Isso ocorre porque as ligações químicas covalentes que se formam entre as moléculas do polímero são fortes e muito difíceis de romper. Quando aquecidos, os plásticos termoendurecíveis normalmente queimam antes de serem remoldados. Dentre os termoendurecíveis estão epóxis, poliuretanos e borracha sintética, plásticos encontrados em muitos produtos que precisam ser duráveis e resistentes ao calor, como carros ou eletrodomésticos.

Como uma solução para esse problema, pesquisadores da área de química do MIT desenvolveram uma maneira de modificar os termoendurecíveis com um ligante químico que facilita a decomposição dos materiais, mas ainda lhes permite reter a força mecânica que os torna tão úteis. Em um estudo publicado na Nature, os pesquisadores mostraram que eles poderiam produzir uma versão degradável de um plástico termoendurecido chamado DCPD (resina de poliéster insaturada de ciclopentadieno), que pode ser moído e reciclado novamente em DCPD. Eles também propuseram um modelo teórico sugerindo que sua abordagem poderia ser aplicável a uma ampla gama de plásticos e outros polímeros, como a borracha.

Os pesquisadores do MIT para obterem o plástico termoendurecido reciclável se basearam no trabalho anterior publicado por eles (degradable polymers for drug delivery), que incorporou um bloco de construção, ou monômero, contendo um grupo éter silílico para criarem o polímero biodegradável. Esse monômero é distribuído aleatoriamente por todo o material e, quando o material é exposto a ácidos, bases ou íons, como fluoreto, as ligações sililéter se quebram.
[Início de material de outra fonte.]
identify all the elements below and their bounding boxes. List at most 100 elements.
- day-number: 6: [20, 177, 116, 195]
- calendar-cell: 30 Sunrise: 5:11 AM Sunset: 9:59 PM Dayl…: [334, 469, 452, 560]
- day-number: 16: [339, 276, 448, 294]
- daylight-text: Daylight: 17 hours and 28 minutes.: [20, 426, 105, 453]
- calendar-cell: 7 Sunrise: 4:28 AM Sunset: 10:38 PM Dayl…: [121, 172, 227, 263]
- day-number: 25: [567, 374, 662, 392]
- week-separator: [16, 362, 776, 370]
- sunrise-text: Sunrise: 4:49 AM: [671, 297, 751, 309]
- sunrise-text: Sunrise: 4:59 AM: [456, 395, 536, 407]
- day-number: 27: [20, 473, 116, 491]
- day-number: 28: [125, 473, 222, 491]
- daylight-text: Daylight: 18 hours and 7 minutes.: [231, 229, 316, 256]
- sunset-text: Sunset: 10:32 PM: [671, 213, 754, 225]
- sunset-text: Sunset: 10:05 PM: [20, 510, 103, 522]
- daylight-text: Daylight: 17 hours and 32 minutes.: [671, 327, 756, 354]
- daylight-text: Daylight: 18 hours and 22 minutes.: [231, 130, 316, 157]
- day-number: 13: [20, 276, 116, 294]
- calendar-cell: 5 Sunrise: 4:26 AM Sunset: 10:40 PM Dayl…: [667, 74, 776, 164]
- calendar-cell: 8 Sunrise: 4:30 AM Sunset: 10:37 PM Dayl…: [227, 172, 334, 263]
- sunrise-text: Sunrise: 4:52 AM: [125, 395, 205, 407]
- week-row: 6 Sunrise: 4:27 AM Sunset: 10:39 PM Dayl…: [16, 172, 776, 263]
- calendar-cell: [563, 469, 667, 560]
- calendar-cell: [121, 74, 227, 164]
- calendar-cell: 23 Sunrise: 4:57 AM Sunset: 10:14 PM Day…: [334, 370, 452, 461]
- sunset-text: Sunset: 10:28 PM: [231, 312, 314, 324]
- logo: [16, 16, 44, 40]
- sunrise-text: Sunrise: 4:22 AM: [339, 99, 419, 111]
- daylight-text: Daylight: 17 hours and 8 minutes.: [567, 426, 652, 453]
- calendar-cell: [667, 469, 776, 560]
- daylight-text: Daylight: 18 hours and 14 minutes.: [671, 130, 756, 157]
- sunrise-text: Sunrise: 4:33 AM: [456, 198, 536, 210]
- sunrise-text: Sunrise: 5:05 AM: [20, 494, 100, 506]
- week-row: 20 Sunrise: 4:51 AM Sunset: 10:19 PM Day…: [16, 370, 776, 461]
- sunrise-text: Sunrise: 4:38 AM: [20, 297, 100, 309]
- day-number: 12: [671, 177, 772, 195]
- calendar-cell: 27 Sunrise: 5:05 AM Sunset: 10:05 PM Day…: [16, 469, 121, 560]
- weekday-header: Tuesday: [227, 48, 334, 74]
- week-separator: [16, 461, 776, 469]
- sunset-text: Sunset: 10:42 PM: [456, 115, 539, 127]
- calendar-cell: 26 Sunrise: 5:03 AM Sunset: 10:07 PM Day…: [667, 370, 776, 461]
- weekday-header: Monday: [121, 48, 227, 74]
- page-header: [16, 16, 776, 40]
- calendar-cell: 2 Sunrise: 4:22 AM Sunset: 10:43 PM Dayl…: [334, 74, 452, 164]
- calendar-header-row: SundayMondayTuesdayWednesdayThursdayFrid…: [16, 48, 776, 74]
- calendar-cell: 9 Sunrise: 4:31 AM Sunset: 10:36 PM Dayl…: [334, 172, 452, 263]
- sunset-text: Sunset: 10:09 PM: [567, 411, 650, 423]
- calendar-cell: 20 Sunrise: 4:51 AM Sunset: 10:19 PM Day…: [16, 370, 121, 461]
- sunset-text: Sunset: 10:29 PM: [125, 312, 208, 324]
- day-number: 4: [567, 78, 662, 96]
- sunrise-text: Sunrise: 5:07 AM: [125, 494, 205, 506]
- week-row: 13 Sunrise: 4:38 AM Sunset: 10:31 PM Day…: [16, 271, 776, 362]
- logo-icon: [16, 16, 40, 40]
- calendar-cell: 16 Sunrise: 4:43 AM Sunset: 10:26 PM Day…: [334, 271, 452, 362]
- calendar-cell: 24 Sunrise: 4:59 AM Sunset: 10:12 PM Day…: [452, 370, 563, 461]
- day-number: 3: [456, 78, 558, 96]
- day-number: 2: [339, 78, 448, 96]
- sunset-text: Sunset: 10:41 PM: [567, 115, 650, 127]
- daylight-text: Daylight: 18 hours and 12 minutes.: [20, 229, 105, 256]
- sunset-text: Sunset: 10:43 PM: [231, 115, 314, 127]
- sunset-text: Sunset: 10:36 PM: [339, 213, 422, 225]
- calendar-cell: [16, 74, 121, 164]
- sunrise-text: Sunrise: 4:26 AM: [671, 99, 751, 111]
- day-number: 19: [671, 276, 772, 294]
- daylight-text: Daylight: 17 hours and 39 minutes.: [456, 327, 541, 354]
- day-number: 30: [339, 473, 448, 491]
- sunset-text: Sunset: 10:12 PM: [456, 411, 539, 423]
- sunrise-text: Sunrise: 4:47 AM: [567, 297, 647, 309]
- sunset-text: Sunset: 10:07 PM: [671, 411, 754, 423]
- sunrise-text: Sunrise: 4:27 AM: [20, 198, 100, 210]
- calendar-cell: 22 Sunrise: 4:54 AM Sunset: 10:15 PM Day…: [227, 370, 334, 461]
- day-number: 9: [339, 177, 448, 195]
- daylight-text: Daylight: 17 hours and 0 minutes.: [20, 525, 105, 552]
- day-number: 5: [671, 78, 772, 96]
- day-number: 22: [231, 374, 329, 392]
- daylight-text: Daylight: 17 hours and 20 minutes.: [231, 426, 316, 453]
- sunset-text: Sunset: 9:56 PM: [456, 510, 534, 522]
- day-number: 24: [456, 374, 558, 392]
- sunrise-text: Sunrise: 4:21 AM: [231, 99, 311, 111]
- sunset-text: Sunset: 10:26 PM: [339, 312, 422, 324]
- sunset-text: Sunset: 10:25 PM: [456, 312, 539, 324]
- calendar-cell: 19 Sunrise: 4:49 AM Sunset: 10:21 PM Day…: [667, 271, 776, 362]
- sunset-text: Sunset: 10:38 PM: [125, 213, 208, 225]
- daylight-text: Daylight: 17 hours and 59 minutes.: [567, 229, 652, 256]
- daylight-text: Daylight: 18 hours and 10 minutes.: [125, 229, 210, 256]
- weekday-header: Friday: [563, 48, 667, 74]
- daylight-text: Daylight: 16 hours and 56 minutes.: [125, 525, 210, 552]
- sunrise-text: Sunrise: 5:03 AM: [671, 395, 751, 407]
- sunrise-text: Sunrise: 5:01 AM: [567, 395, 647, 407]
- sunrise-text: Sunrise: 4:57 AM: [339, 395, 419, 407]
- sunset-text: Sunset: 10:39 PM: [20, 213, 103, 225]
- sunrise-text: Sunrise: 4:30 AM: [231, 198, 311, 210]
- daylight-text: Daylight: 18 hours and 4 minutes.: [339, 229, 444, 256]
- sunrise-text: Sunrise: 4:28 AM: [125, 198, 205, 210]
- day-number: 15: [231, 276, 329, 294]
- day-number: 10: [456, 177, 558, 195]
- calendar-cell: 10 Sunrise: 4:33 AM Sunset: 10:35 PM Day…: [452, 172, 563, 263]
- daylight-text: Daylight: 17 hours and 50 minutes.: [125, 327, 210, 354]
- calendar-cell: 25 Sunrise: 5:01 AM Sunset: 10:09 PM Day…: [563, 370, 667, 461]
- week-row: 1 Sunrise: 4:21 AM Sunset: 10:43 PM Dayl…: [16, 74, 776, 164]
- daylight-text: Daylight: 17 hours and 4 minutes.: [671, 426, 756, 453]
O mesmo tipo de reação química foi usada para sintetizar os plásticos termoendurecíveis DCPD.

Embora tenham usado a mesma estratégia do trabalho de Shieh, os pesquisadores do MIT adicionaram monômeros de silil éter aos precursores líquidos que formam o DCPD. Eles descobriram que, se o monômero de éter silílico constituísse entre 7,5 e 10% do material total, o DCPD manteria sua resistência mecânica, mas poderia ser decomposto em pó solúvel após exposição a íons fluoreto.

Em uma segunda fase do estudo, os pesquisadores do MIT após dissolver o pó na solução precursora usada para fazer DCPD conseguiram fazer novos termofixos de DCPD, com propriedades mecânicas quase indistinguíveis e, de certa forma, aprimoradas, em comparação com o material original.

Os pesquisadores do MIT acreditam que essa abordagem geral também pode ser aplicada a outros tipos de termoendurecíveis. Logo, se os tipos certos de monômeros degradáveis puderem ser encontrados para outros tipos de reações de polimerização, essa abordagem poderá ser usada para criar versões degradáveis de outros materiais termoendurecíveis, como acrílicos, epóxis, silicones ou borracha vulcanizada.

Fonte:

 Shieh, P. et al. Cleavable comonomers enable degradable, recyclable thermoset plastics, Nature, 583, p. 542-547, 2020.